When the College’s president of six years, Jane Fernandes, resigned in June of 2020, the College appointed Carol Moore, who had previously worked at Northeastern University, to fill her position until a permanent president was hired. In her brief time as president, Moore faced significant criticism from students and faculty for her decision to enact a process of program prioritization in response to the College’s financial crisis. This process would eliminate nearly half of the college’s majors and fire 23 professors. 

Many of us at Guilford were deeply concerned about this process, not only because it would result in the loss of some of our favorite professors and our academic majors, but because it seemed to overlook the Quaker values upon which the school was founded.

After significant protests from students and faculty and closer consideration by the Board of Trustees, program prioritization was canceled, but the Guilford community was shaken. Many students felt that Guilford’s leaders had not been honest or transparent with them about the changes that were set to occur during Moore’s presidency. 

Under the leadership of Jim Hood, who stepped in as interim president in early 2021, the campus began to slowly return to the Quaker values that many felt had been lost in the turmoil of 2020. Hood, a Guilford alum, professor and active member in the community, has expressed his faith in our school and its students, and has helped to embody the Quaker spirit and ease the transition for the College’s next leader.

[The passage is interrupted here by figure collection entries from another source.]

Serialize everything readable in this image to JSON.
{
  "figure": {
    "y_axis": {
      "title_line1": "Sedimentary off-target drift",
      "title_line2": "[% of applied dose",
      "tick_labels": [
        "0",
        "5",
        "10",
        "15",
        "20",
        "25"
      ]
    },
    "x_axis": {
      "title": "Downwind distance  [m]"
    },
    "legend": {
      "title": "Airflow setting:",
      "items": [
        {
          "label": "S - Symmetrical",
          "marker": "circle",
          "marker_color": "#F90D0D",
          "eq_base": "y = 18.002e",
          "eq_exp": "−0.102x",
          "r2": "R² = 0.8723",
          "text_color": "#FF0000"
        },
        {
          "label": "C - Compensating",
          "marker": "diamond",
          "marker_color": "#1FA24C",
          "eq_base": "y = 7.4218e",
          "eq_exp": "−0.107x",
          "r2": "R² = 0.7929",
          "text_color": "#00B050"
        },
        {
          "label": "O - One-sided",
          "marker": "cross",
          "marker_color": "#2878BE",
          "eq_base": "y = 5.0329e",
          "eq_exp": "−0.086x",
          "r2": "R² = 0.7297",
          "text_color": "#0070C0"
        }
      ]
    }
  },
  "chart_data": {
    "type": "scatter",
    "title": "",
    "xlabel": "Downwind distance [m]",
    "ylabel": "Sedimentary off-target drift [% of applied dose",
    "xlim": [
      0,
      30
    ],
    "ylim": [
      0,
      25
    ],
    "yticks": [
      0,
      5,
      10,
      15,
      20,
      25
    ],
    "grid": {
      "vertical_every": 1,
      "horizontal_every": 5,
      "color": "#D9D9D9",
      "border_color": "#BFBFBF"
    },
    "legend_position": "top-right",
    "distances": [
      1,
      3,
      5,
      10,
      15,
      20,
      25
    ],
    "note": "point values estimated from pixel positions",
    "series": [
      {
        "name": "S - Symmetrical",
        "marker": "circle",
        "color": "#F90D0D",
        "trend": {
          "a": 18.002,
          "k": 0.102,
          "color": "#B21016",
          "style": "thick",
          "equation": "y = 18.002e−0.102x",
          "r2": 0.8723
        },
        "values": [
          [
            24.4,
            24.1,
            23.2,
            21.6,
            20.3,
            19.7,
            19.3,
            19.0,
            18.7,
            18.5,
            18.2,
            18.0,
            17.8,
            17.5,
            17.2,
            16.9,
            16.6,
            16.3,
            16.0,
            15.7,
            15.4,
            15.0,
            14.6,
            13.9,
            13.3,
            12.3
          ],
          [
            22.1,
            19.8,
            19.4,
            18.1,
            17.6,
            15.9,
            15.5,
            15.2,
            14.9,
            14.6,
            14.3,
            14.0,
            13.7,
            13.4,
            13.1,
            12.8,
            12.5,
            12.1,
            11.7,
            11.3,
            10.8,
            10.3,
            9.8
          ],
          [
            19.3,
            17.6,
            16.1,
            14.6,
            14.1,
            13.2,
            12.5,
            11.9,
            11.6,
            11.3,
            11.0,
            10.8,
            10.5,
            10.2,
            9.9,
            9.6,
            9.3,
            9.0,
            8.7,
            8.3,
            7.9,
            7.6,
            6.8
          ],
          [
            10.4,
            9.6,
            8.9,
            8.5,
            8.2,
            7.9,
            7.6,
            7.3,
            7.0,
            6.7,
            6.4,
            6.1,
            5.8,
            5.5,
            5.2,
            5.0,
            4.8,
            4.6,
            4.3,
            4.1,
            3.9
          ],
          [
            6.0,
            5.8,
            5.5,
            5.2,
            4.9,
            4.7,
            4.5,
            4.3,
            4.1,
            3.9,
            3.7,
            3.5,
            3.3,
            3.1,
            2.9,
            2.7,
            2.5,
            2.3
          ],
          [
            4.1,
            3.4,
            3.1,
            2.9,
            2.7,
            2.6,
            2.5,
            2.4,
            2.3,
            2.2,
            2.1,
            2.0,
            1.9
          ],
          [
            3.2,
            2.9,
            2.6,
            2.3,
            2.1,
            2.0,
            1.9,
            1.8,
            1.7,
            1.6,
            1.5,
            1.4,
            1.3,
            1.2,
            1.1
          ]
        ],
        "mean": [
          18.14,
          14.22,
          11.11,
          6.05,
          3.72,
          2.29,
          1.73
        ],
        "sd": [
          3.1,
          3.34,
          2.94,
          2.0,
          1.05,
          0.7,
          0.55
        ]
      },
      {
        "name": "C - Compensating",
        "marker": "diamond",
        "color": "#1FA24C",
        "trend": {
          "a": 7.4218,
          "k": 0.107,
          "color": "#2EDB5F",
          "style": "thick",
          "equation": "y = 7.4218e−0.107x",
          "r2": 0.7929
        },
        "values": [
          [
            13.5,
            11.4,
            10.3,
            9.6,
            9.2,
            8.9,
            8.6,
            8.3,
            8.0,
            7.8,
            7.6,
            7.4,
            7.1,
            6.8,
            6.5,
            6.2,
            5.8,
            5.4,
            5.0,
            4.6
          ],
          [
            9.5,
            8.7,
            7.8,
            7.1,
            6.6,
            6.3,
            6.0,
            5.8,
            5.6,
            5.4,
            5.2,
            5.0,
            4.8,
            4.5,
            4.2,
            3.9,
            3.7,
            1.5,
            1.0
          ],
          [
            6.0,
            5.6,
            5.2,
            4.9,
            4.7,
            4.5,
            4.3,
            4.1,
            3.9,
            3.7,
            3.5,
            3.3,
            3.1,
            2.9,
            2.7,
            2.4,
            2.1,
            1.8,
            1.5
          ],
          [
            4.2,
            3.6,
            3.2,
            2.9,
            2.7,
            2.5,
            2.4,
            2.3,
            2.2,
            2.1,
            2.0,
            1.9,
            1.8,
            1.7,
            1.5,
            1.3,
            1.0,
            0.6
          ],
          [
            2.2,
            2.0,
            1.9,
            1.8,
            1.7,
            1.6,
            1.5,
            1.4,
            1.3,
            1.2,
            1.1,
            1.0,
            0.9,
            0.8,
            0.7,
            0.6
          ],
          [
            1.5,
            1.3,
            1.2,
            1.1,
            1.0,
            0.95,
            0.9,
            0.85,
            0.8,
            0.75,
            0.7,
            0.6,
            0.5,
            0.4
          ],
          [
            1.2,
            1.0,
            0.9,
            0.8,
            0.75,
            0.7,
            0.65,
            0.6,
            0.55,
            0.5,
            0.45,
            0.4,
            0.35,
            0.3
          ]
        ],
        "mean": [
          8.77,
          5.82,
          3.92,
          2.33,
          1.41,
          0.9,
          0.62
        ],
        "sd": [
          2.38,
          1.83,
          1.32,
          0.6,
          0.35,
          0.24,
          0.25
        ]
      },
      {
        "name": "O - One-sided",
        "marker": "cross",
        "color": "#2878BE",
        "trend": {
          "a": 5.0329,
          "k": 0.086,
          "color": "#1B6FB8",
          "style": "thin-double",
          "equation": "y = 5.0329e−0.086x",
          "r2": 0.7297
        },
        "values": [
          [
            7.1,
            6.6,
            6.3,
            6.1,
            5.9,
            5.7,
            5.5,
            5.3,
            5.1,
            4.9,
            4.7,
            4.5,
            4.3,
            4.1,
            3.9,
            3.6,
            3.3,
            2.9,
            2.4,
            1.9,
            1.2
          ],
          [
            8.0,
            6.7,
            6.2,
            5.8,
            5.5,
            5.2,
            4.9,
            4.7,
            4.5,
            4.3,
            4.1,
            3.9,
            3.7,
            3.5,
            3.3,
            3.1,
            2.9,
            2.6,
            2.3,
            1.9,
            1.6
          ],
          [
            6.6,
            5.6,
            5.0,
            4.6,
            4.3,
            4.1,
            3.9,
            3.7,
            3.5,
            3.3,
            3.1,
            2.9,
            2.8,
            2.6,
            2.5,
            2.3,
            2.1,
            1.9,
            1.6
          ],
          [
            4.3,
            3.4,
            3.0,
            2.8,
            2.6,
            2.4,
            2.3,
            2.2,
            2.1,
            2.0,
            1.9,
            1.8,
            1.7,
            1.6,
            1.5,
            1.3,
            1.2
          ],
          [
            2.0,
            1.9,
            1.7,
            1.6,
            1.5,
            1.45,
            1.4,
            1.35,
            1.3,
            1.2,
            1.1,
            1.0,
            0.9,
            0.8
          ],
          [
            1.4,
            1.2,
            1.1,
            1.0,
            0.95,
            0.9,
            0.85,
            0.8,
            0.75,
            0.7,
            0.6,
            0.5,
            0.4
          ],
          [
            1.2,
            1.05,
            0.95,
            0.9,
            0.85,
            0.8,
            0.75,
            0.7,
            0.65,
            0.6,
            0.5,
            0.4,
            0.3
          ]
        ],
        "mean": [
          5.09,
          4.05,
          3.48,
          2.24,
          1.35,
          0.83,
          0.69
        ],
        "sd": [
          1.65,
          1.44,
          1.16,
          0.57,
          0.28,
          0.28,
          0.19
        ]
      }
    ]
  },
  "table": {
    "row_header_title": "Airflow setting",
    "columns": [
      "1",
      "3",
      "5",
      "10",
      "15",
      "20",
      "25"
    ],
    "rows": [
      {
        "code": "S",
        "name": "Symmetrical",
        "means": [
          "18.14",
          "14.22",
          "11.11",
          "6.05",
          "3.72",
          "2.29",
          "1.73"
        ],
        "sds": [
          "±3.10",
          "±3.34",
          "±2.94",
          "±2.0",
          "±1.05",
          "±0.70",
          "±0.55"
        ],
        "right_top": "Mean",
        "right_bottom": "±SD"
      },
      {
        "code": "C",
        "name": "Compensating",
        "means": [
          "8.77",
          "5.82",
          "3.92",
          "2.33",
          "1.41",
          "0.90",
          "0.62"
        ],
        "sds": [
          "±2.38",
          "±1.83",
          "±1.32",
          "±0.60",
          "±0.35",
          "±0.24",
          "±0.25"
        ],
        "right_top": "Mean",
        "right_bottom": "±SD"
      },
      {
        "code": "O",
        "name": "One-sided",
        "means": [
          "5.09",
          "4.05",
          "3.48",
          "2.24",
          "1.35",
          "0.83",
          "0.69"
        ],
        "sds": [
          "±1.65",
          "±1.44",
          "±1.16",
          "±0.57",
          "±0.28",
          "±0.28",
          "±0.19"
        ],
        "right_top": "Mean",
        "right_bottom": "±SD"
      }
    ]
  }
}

As Farmbry transitions into the role of president, we at the Guilfordian hope for a sense of stability in leadership after the chaos of the past year. We hope for a leader who will listen to the voices of the Guilford community with compassion and respect, and who can guide us through future difficulties with a clear head and a sense of transparency. With Farmbry’s experience, passion for community and understanding of the College’s Quaker roots, he seems to be a promising leader for Guilford in years to come.